# '96 nissa maxima



## execute007 (Aug 9, 2004)

i am considering getting a '96 nissan maxima, the car interior is in exquisite condition, new exhaust, new timing belt,(one owner) but the car has 96,000 miles on it (that breaks down o about 12,000 miles a year, which is not too bad). Are the any things I should be aware of with this model car? It appears that the car was very well kept up and the dealer said that if anything goes wrong with the car, I can bring it back in for repairs. Any information would be appreciated. Thanks in advance..


----------



## myoung (Apr 15, 2002)

execute007 said:


> i am considering getting a '96 nissan maxima, the car interior is in exquisite condition, new exhaust, new timing belt,(one owner) but the car has 96,000 miles on it (that breaks down o about 12,000 miles a year, which is not too bad).

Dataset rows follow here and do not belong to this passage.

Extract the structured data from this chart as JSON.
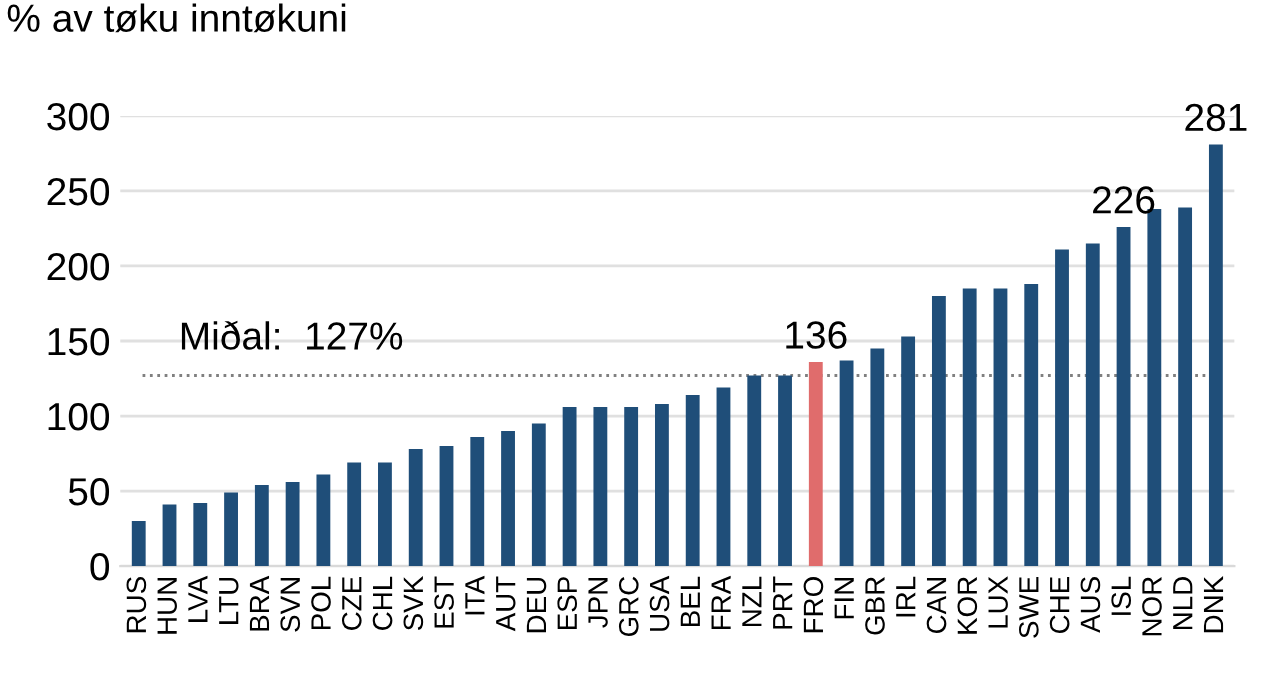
{
  "chart_data": {
    "type": "bar",
    "ylabel": "% av tøku inntøkuni",
    "categories": [
      "RUS",
      "HUN",
      "LVA",
      "LTU",
      "BRA",
      "SVN",
      "POL",
      "CZE",
      "CHL",
      "SVK",
      "EST",
      "ITA",
      "AUT",
      "DEU",
      "ESP",
      "JPN",
      "GRC",
      "USA",
      "BEL",
      "FRA",
      "NZL",
      "PRT",
      "FRO",
      "FIN",
      "GBR",
      "IRL",
      "CAN",
      "KOR",
      "LUX",
      "SWE",
      "CHE",
      "AUS",
      "ISL",
      "NOR",
      "NLD",
      "DNK"
    ],
    "values": [
      30,
      41,
      42,
      49,
      54,
      56,
      61,
      69,
      69,
      78,
      80,
      86,
      90,
      95,
      106,
      106,
      106,
      108,
      114,
      119,
      127,
      127,
      136,
      137,
      145,
      153,
      180,
      185,
      185,
      188,
      211,
      215,
      226,
      238,
      239,
      281
    ],
    "colors": [
      "#1f4e79",
      "#1f4e79",
      "#1f4e79",
      "#1f4e79",
      "#1f4e79",
      "#1f4e79",
      "#1f4e79",
      "#1f4e79",
      "#1f4e79",
      "#1f4e79",
      "#1f4e79",
      "#1f4e79",
      "#1f4e79",
      "#1f4e79",
      "#1f4e79",
      "#1f4e79",
      "#1f4e79",
      "#1f4e79",
      "#1f4e79",
      "#1f4e79",
      "#1f4e79",
      "#1f4e79",
      "#e06c6c",
      "#1f4e79",
      "#1f4e79",
      "#1f4e79",
      "#1f4e79",
      "#1f4e79",
      "#1f4e79",
      "#1f4e79",
      "#1f4e79",
      "#1f4e79",
      "#1f4e79",
      "#1f4e79",
      "#1f4e79",
      "#1f4e79"
    ],
    "value_labels": [
      null,
      null,
      null,
      null,
      null,
      null,
      null,
      null,
      null,
      null,
      null,
      null,
      null,
      null,
      null,
      null,
      null,
      null,
      null,
      null,
      null,
      null,
      "136",
      null,
      null,
      null,
      null,
      null,
      null,
      null,
      null,
      null,
      "226",
      null,
      null,
      "281"
    ],
    "ylim": [
      0,
      300
    ],
    "yticks": [
      0,
      50,
      100,
      150,
      200,
      250,
      300
    ],
    "grid": "y",
    "ref_lines": [
      {
        "axis": "y",
        "value": 127,
        "label": "Miðal:  127%",
        "color": "#808080",
        "line_style": "dotted"
      }
    ]
  }
}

Are the any things I should be aware of with this model car? It appears that the car was very well kept up and the dealer said that if anything goes wrong with the car, I can bring it back in for repairs. Any information would be appreciated. Thanks in advance..


please read the topic area before posting...

(moved from NPM area to Maxima area)


----------



## Jeff (Oct 17, 2002)

1-Our Maximas do not have timing 'belts'...just a timing chain.
2-if the dealer is saying they will do all the work then get it in full legal writing
3-miles are a little up there but if everything else on the car is very well maintained I wouldn't worry about it. The engines last a LONG time.
4-have an independent mechanic look at it for any defects.


----------